Yesil Meryem Rumeysa, Talli Ilaria, Pelloso Michela, Cosma Chiara, Pangrazzi Elisa, Plebani Mario, Ustundag Yasemin, Padoan Andrea
Department of Medical Biochemistry, University of Health Sciences, Bursa Yuksek Ihtisas Training and Research Hospital, Bursa, Türkiye.
Department of Medicine (DIMED), University of Padova, Padova, Italy.
Clin Chem Lab Med. 2025 May 28. doi: 10.1515/cclm-2025-0491.
Machine learning (ML) models, using laboratory data, support early sepsis prediction. However, analytical bias in laboratory measurements can compromise their performance and validity in real-world settings. We aimed to evaluate how analytically acceptable bias may affect the validity and generalizability of ML models trained on laboratory data.
A support vector machine model (SVM) for sepsis prediction was developed using complete blood count and erythrocyte sedimentation rate data from outpatients (CS, n=104) and patients from acute inflammatory status wards (SS, n=107). Twenty-six combinations were derived by white blood cells (WBC), platelets (PLT), and erythrocyte sedimentation rate (ESR) biases from analytical performance specifications (APS). The diagnostic performances of the 26 conditions tested were compared to the original dataset.
SVM performance of the original dataset was AUC 90.6 % [95 %CI: 80.6-98.7 %]. Minimum, desirable and optimum acceptable biases for WBC were 7.7 , 5.1 and 2.6 %, respectively, for PLT were 6.7 , 4.5 and 2.2 %, respectively and for ESR were 31.6 , 21.1 and 10.5 %, respectively. Across all conditions, AUC varied from 89.8 % [95 %CI: 79.0-97.7 %] (for PLT bias -6.7 %), to 89.5 % [95 %CI: 79.1-98.0 %] (for ESR Bias +31.6 %) to 90.4 % [95 %CI: 79.3-98.4 %] (for WBC Bias -5.1 %). Using a combination of biases, the lowest AUC was 87.8 % [95 %CI: 75.9-96.6 %]. No statistically significant differences were observed for AUC (p>0.05).

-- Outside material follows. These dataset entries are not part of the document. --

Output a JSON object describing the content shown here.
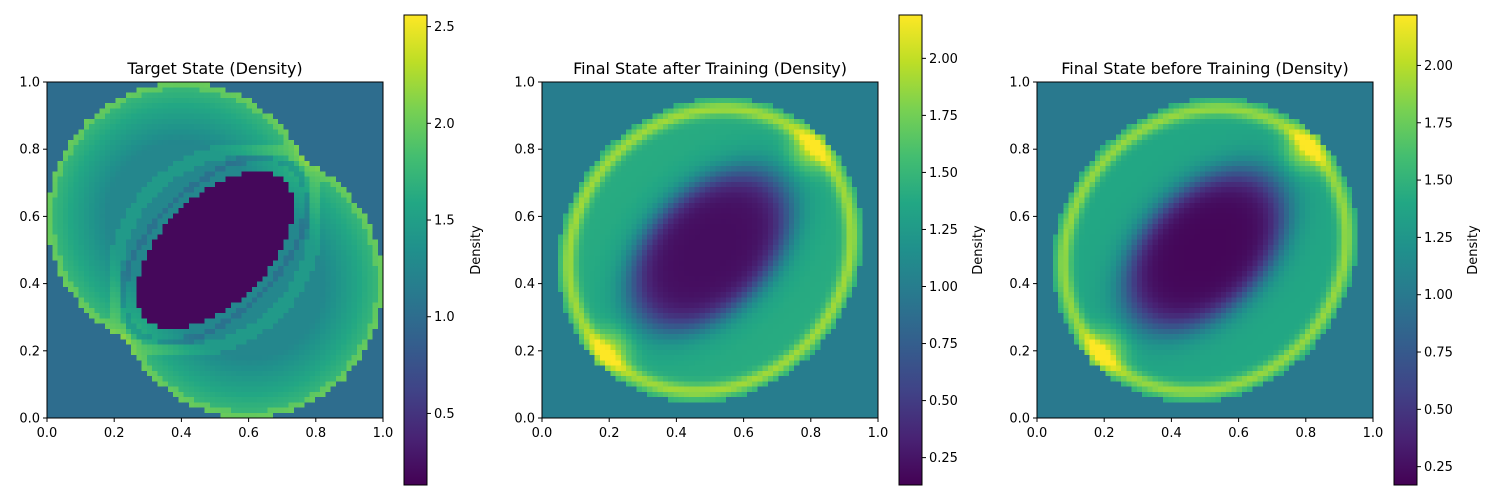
{
  "colormap": "viridis",
  "chart_data": [
    {
      "type": "heatmap",
      "field": "target",
      "title": "Target State (Density)",
      "xlim": [
        0,
        1
      ],
      "ylim": [
        0,
        1
      ],
      "x_ticks": [
        "0.0",
        "0.2",
        "0.4",
        "0.6",
        "0.8",
        "1.0"
      ],
      "y_ticks": [
        "0.0",
        "0.2",
        "0.4",
        "0.6",
        "0.8",
        "1.0"
      ],
      "colorbar": {
        "label": "Density",
        "vmin": 0.13,
        "vmax": 2.56,
        "ticks": [
          "0.5",
          "1.0",
          "1.5",
          "2.0",
          "2.5"
        ],
        "tick_values": [
          0.5,
          1.0,
          1.5,
          2.0,
          2.5
        ]
      }
    },
    {
      "type": "heatmap",
      "field": "after",
      "title": "Final State after Training (Density)",
      "xlim": [
        0,
        1
      ],
      "ylim": [
        0,
        1
      ],
      "x_ticks": [
        "0.0",
        "0.2",
        "0.4",
        "0.6",
        "0.8",
        "1.0"
      ],
      "y_ticks": [
        "0.0",
        "0.2",
        "0.4",
        "0.6",
        "0.8",
        "1.0"
      ],
      "colorbar": {
        "label": "Density",
        "vmin": 0.13,
        "vmax": 2.19,
        "ticks": [
          "0.25",
          "0.50",
          "0.75",
          "1.00",
          "1.25",
          "1.50",
          "1.75",
          "2.00"
        ],
        "tick_values": [
          0.25,
          0.5,
          0.75,
          1.0,
          1.25,
          1.5,
          1.75,
          2.0
        ]
      }
    },
    {
      "type": "heatmap",
      "field": "before",
      "title": "Final State before Training (Density)",
      "xlim": [
        0,
        1
      ],
      "ylim": [
        0,
        1
      ],
      "x_ticks": [
        "0.0",
        "0.2",
        "0.4",
        "0.6",
        "0.8",
        "1.0"
      ],
      "y_ticks": [
        "0.0",
        "0.2",
        "0.4",
        "0.6",
        "0.8",
        "1.0"
      ],
      "colorbar": {
        "label": "Density",
        "vmin": 0.17,
        "vmax": 2.22,
        "ticks": [
          "0.25",
          "0.50",
          "0.75",
          "1.00",
          "1.25",
          "1.50",
          "1.75",
          "2.00"
        ],
        "tick_values": [
          0.25,
          0.5,
          0.75,
          1.0,
          1.25,
          1.5,
          1.75,
          2.0
        ]
      }
    }
  ]
}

Bias can influence model performance depending on the parameters and their combinations. Developing new validation strategies to assess the impact of analytical bias on laboratory data in ML models could improve their reliability.
利用实验室数据的机器学习(ML)模型有助于早期脓毒症预测。然而,实验室测量中的分析偏差可能会损害其在实际环境中的性能和有效性。我们旨在评估分析上可接受的偏差如何影响基于实验室数据训练的ML模型的有效性和通用性。

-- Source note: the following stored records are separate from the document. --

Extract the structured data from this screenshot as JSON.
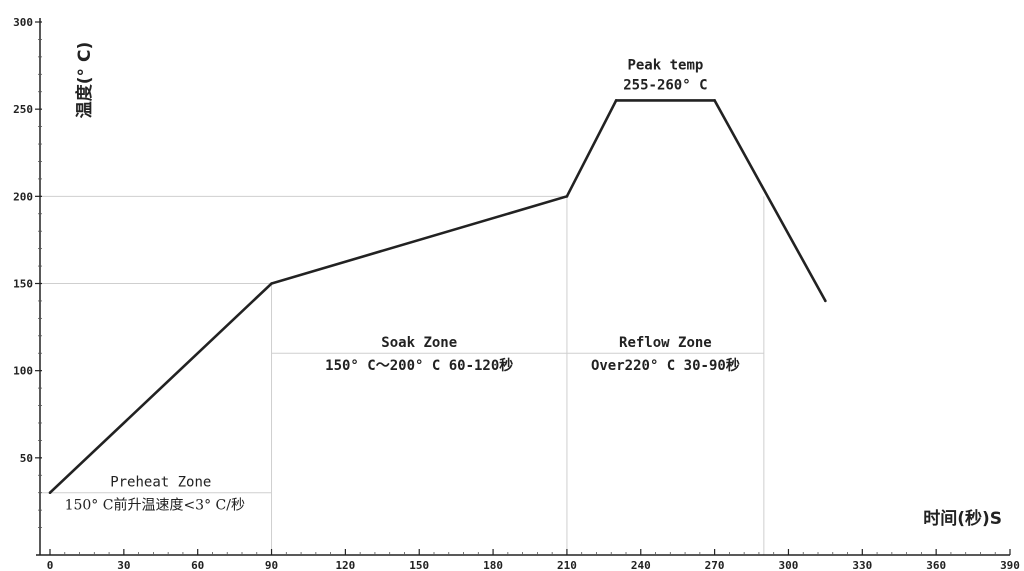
{
  "chart_data": {
    "type": "line",
    "ylabel": "温度(° C)",
    "xlabel": "时间(秒)S",
    "xlim": [
      0,
      390
    ],
    "ylim": [
      0,
      300
    ],
    "x_ticks": [
      0,
      30,
      60,
      90,
      120,
      150,
      180,
      210,
      240,
      270,
      300,
      330,
      360,
      390
    ],
    "y_ticks": [
      50,
      100,
      150,
      200,
      250,
      300
    ],
    "grid": false,
    "series": [
      {
        "points": [
          {
            "x": 0,
            "y": 30
          },
          {
            "x": 90,
            "y": 150
          },
          {
            "x": 210,
            "y": 200
          },
          {
            "x": 230,
            "y": 255
          },
          {
            "x": 270,
            "y": 255
          },
          {
            "x": 315,
            "y": 140
          }
        ]
      }
    ],
    "zones": [
      {
        "name": "Preheat Zone",
        "detail": "150° C前升温速度<3° C/秒",
        "x_start": 0,
        "x_end": 90,
        "y_line": 30
      },
      {
        "name": "Soak Zone",
        "detail": "150° C～200° C   60-120秒",
        "x_start": 90,
        "x_end": 210,
        "y_line": 110
      },
      {
        "name": "Reflow Zone",
        "detail": "Over220° C 30-90秒",
        "x_start": 210,
        "x_end": 290,
        "y_line": 110
      }
    ],
    "reference_lines": [
      {
        "y": 200,
        "x_start": 0,
        "x_end": 210
      },
      {
        "y": 150,
        "x_start": 0,
        "x_end": 90
      }
    ],
    "annotations": [
      {
        "title": "Peak temp",
        "detail": "255-260° C",
        "x": 250,
        "y": 255
      }
    ]
  }
}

利用门诊患者(CS,n = 104)和急性炎症状态病房患者(SS,n = 107)的全血细胞计数和红细胞沉降率数据,开发了一种用于脓毒症预测的支持向量机模型(SVM)。根据分析性能规范(APS)中的白细胞(WBC)、血小板(PLT)和红细胞沉降率(ESR)偏差,得出26种组合。将测试的26种情况的诊断性能与原始数据集进行比较。
原始数据集的SVM性能为AUC 90.6% [95%CI:80.6 - 98.7%]。WBC的最小、理想和最佳可接受偏差分别为7.7%、5.1%和2.6%,PLT分别为6.7%、4.5%和2.2%,ESR分别为31.6%、21.1%和10.5%。在所有情况下,AUC从89.8% [95%CI:79.0 - 97.7%](PLT偏差 - 6.7%)到89.5% [95%CI:79.1 - 98.0%](ESR偏差 + 31.6%)再到90.4% [95%CI:79.3 - 98.4%](WBC偏差 - 5.1%)不等。使用偏差组合时,最低AUC为87.8% [95%CI:75.9 - 96.6%]。未观察到AUC有统计学显著差异(p>0.05)。
偏差可根据参数及其组合影响模型性能。制定新的验证策略以评估分析偏差对ML模型中实验室数据的影响,可提高其可靠性。